For another week they continued to watch the object as earth reported amazing meteor showers and millions killed as the remains of the comet continued to pound the planet. Man, life itself, would survive, though.
Then they received a message from mission control, the first that had come through in months.
“Hello, how are you?”
“Fine,” replied Random.
“I guess you have heard the great news. What are you looking at now?”
The two men had known this question was coming and they had decided on an answer.

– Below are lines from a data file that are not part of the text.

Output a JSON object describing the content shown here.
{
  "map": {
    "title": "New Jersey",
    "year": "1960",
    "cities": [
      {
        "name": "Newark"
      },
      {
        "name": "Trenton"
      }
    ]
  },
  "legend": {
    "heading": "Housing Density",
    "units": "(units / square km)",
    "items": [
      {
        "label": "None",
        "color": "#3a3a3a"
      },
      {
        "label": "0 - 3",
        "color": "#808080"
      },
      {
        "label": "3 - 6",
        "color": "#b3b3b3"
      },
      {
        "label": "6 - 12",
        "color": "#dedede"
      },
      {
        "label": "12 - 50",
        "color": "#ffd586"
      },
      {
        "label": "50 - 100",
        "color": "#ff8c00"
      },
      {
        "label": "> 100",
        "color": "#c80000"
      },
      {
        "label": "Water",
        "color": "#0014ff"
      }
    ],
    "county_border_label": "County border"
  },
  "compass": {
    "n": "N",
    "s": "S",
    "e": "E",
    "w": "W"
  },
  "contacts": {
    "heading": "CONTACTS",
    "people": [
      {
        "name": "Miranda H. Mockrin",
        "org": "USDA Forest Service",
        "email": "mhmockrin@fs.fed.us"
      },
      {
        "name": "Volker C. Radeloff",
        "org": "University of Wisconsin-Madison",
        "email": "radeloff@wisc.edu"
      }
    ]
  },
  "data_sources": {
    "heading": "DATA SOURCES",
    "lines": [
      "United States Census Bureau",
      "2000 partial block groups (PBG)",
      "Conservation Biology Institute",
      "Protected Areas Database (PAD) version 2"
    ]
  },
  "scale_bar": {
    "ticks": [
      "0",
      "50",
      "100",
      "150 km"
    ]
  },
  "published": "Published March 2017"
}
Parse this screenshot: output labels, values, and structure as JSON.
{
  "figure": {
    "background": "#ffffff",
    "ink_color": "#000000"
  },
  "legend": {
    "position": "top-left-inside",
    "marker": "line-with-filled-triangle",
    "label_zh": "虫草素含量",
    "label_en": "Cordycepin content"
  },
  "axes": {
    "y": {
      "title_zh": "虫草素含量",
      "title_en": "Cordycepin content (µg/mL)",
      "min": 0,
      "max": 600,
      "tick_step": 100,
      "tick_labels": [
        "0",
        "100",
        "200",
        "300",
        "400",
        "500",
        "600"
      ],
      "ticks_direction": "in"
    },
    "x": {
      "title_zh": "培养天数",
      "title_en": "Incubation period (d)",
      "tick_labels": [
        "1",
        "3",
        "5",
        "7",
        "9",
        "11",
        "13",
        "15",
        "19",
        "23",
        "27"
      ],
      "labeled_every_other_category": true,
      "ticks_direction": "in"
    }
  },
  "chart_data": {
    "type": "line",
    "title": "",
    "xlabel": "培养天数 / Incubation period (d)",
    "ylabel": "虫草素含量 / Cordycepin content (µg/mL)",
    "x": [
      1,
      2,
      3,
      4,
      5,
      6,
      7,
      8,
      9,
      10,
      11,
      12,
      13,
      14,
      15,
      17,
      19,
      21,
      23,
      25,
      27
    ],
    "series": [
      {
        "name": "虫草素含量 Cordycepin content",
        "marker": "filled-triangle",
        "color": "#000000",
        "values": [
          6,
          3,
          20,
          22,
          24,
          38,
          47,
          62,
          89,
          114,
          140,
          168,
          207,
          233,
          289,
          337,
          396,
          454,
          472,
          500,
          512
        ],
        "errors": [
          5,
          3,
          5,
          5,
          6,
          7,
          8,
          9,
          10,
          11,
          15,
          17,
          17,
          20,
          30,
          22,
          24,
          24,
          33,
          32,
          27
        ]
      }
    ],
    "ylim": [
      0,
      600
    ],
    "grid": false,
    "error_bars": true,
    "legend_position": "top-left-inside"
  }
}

“Only another chunk of ice and rock.”
On the long trip back, Zane helped Random carefully erase all the records of the observations of the object. They spliced together bits of data from other observations and blurred the records, nobody would suspect the location of the dog-bone.
Then Zane retreated to his chamber and his medical kit. He knew he wouldn’t be able to survive without the drugs. It would be a decade before he found that fatal dose.
Random was in charge now. He monitored the mission, fixed the little things that came up, did the grunt work. He read some more, read about how man could protect itself, could continue on, could someday reach for the stars. He chuckled to himself when he thought about that. He thought about the time far in the future when people were able to venture out beyond.
He thought about the blinding light, about the dog-bone; and about what, and who, they would find on that day.